I am anti-abortion except in the most extenuating of circumstances (eg: rape or even multiple deformity-where the child is likely to face untold pain and difficulty in life). I will not wear the ‘ return to the backyard abortion’ excuse in the 21st century.
It disgusts me that a prominent feminist writer boasts about her three abortions!
_____________________________
But that is not the direct focus of this story is it?
This is about our ‘trust me, I’m a cop’ entering a home to find evidence on an unrelated matter, (which,- significantly in my view- was never pursued),-and finding the blister packs of these drugs;-pursuing that; resulting in the court case.
THAT is a bloody disgrace. The Judge it appears thought so;-the Jury thought so. They were right.
Of course that section (the whole) should be repealed. Don’t hold your breath!
However, I doubt very much that that section will be used again; this has set a precedent that will be hard to overturn in another prosecution.
Hugh (Charlie) McColl
October 16, 2010 at 1:31 pmANNAMACK and MALCOLM STREET, you both mention the possibility of introducing a private members bill into the Queensland parliament. Any member of parliament can introduce a private members bill – including any independent or member of the opposition. The fact that no one has done so says to me that no member of parliament in Queensland has any thoughts about changing the legislation. Not just Anna Bligh or Cameron Dick but the whole parliament. There is no evidence whatsoever that a private members bill would get up.
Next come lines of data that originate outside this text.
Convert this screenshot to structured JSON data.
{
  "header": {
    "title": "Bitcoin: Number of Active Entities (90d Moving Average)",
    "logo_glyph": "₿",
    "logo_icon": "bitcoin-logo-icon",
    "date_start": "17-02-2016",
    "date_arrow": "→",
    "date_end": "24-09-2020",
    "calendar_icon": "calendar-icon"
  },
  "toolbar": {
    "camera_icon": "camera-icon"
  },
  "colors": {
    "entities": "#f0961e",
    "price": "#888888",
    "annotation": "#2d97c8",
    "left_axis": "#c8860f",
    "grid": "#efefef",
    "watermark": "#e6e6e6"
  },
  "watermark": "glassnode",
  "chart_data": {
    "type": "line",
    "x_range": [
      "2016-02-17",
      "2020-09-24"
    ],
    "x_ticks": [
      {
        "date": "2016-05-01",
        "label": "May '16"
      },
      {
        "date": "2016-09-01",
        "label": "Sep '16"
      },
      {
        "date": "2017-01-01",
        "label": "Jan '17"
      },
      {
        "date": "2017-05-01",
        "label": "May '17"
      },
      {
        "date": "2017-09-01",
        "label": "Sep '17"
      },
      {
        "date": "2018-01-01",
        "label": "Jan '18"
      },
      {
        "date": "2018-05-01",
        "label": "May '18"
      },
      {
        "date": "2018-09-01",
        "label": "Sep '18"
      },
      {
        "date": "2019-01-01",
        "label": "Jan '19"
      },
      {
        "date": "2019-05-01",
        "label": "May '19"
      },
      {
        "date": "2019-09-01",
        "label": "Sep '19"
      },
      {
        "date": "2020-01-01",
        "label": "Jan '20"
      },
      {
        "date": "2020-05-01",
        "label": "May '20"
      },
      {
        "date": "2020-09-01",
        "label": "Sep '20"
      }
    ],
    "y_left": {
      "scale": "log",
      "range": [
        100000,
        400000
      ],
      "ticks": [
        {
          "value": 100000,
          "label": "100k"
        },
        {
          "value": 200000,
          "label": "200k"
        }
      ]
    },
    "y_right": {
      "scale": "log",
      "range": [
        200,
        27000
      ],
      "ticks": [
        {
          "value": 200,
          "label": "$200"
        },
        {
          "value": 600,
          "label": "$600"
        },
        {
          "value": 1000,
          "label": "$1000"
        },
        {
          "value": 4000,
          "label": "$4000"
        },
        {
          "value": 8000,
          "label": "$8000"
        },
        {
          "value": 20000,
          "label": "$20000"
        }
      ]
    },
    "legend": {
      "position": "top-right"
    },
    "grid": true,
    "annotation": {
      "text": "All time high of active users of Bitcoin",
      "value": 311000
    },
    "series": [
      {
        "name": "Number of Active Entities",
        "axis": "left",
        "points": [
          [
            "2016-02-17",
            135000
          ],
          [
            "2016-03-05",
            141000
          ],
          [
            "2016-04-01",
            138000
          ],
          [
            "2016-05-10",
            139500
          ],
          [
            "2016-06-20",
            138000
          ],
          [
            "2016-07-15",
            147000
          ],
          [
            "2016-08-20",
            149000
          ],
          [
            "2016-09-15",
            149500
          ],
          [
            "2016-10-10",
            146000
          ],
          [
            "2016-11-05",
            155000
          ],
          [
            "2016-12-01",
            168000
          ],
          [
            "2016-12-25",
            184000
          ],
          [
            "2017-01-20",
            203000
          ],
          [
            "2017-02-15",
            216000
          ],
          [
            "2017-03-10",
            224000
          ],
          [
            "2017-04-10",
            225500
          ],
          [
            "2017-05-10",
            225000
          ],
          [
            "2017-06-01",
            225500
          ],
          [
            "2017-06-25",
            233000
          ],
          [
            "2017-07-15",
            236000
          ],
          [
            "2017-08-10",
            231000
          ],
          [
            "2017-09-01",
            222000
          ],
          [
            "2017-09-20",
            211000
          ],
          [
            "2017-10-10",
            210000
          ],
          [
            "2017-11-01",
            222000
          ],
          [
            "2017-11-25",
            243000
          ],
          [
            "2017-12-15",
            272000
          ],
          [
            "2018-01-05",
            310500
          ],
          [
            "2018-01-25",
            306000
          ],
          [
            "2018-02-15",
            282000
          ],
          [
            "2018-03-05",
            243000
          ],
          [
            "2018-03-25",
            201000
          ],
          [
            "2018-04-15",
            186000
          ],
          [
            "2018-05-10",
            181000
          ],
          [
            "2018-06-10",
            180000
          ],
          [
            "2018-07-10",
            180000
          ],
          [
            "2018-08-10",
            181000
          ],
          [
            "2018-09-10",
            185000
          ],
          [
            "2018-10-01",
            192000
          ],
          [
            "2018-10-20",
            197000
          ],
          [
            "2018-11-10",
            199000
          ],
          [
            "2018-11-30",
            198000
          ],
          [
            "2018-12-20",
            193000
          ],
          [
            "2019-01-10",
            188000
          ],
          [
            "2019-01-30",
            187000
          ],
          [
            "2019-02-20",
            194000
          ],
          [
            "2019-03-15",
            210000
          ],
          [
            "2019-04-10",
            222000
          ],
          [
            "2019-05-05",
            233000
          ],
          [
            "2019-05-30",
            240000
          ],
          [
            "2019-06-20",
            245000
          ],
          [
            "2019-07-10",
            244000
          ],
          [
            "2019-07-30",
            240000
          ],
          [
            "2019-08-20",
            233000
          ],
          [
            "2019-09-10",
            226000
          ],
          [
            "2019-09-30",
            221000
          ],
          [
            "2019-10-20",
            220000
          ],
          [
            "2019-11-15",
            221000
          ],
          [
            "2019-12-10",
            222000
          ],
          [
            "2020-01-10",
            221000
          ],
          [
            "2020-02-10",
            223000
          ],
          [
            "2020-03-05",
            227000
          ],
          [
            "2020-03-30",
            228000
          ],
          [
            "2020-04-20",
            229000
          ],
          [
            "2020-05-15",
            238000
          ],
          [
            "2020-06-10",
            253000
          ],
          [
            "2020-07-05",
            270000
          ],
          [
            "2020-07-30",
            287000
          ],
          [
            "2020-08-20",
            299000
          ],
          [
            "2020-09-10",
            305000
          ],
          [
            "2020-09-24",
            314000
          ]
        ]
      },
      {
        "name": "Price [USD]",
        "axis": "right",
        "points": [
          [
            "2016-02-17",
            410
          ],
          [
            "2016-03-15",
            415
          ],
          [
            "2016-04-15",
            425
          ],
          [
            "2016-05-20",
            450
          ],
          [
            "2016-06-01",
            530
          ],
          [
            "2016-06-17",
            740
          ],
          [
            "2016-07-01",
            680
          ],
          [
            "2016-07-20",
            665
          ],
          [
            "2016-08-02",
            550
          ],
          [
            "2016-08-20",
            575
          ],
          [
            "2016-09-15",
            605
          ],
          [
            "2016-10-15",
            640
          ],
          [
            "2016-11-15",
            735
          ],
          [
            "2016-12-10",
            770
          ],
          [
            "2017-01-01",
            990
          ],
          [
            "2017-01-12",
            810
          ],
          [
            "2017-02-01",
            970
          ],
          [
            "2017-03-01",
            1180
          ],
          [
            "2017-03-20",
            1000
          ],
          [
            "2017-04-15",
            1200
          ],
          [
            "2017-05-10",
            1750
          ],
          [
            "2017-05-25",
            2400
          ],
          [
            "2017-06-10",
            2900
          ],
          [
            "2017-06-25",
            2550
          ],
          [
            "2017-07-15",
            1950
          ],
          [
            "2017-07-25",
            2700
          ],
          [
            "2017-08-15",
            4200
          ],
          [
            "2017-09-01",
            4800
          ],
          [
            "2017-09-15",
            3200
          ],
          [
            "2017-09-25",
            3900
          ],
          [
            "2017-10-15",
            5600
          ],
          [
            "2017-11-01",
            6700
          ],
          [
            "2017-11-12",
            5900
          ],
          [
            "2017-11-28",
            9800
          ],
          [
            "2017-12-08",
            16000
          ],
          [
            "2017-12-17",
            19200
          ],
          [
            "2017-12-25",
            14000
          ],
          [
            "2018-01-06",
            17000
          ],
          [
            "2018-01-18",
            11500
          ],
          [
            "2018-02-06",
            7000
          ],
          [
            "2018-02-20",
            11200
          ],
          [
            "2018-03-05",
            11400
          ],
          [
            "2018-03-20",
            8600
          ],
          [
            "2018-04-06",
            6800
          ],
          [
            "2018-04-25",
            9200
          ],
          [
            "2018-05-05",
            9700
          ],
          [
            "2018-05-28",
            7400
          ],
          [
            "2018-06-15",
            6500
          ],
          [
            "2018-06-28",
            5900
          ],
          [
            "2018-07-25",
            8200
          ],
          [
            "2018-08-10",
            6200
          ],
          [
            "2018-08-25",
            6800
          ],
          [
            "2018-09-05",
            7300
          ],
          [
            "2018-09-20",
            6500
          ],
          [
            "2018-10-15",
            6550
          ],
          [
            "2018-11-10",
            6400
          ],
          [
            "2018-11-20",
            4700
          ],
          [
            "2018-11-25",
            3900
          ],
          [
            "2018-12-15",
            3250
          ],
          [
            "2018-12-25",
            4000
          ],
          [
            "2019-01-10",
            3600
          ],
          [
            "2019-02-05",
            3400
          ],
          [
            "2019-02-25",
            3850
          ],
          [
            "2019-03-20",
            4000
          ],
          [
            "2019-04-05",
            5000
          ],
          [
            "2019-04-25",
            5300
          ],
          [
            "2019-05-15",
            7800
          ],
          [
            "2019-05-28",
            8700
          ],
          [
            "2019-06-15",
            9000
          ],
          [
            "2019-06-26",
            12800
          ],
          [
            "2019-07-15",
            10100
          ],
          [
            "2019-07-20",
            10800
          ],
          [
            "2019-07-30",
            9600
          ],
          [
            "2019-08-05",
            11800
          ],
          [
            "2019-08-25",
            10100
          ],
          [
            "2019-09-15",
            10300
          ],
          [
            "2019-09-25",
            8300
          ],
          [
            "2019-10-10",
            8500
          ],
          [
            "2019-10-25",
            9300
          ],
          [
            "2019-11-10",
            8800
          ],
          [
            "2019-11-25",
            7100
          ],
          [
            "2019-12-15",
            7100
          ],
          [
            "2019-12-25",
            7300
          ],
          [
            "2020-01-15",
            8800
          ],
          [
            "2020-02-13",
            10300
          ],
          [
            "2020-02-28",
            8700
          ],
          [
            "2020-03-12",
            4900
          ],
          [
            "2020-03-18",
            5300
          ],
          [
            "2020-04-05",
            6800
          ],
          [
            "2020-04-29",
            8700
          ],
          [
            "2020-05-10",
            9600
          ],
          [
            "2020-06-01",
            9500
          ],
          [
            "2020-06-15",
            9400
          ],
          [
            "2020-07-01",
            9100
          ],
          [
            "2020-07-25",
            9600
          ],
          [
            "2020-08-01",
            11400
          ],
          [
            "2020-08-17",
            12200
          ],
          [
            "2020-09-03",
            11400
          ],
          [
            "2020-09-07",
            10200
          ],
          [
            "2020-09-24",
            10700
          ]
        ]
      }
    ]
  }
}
If the people of Queensland really want a change to the law then a political party needs to take that policy to the next election and let the democratic process do what the parliament itself will not do. But who creates the policy for the party to take to the election? Ah yes, the factions. The factions control the numbers and abortion law reform, like every other policy position, is simply an item on a balance sheet. To be bought and sold in deals between factions. You can flog off the QRNational rail system and we will control health policy or highway funding. Sick isn’t it? So what about some analysis and exposure of the abortion policy of each and all of the factions (ALP and LNP) embedded in Queensland politics. It can’t be that big a secret. This is where the agendas are hidden.
annamack
October 16, 2010 at 6:05 pmIn fact Charlie the Labor Party has good abortion policy, they re-affirm it at every State Conference and it’s been in place for many years. Put simply, it commits a Labor Government to abortion law repeal – they just refuse to implement their own policy. Of course any MP can introduce a Private Member’s Bill – former Labor MP Bonny Barry had intended to and was talked out of it by Beattie and Bligh. On Tuesday at the Cairns media conference she publicly apologised for failing to put the Bill and putting loyalty to her party above loyalty to her constituents. I believe most Labor MPs are pro choice and would support a Private Member’s Bill if their Premier allowed them to, which she will not.
If the ALP lacks the courage to implement their own abortion policy and no one has the spine to introduce a Private Member’s Bill, they should refer the matter to the Qld Law Reform Commission – and this time they should enact the recommendations. Can I recommend to you Caroline de Costa’s recent book ‘Never, Ever Again: Why Australian Abortion Law Needs Reform’?
Hugh (Charlie) McColl
October 16, 2010 at 8:05 pmYes, they should refer it to the Law Reform Commission but they haven’t and they won’t. So that route is blocked by either some of the Labor parliamentarians (for internal tactical reasons) or the factional heads who decide not to implement ALP policy – for their own tactical reasons. So those Labor members who you think would support a bill are never going to put up the bill themselves. They too put the Party (and their place in it) ahead of their constituents. It’s not that Anna Bligh won’t allow it, they just don’t want to make waves and they won’t.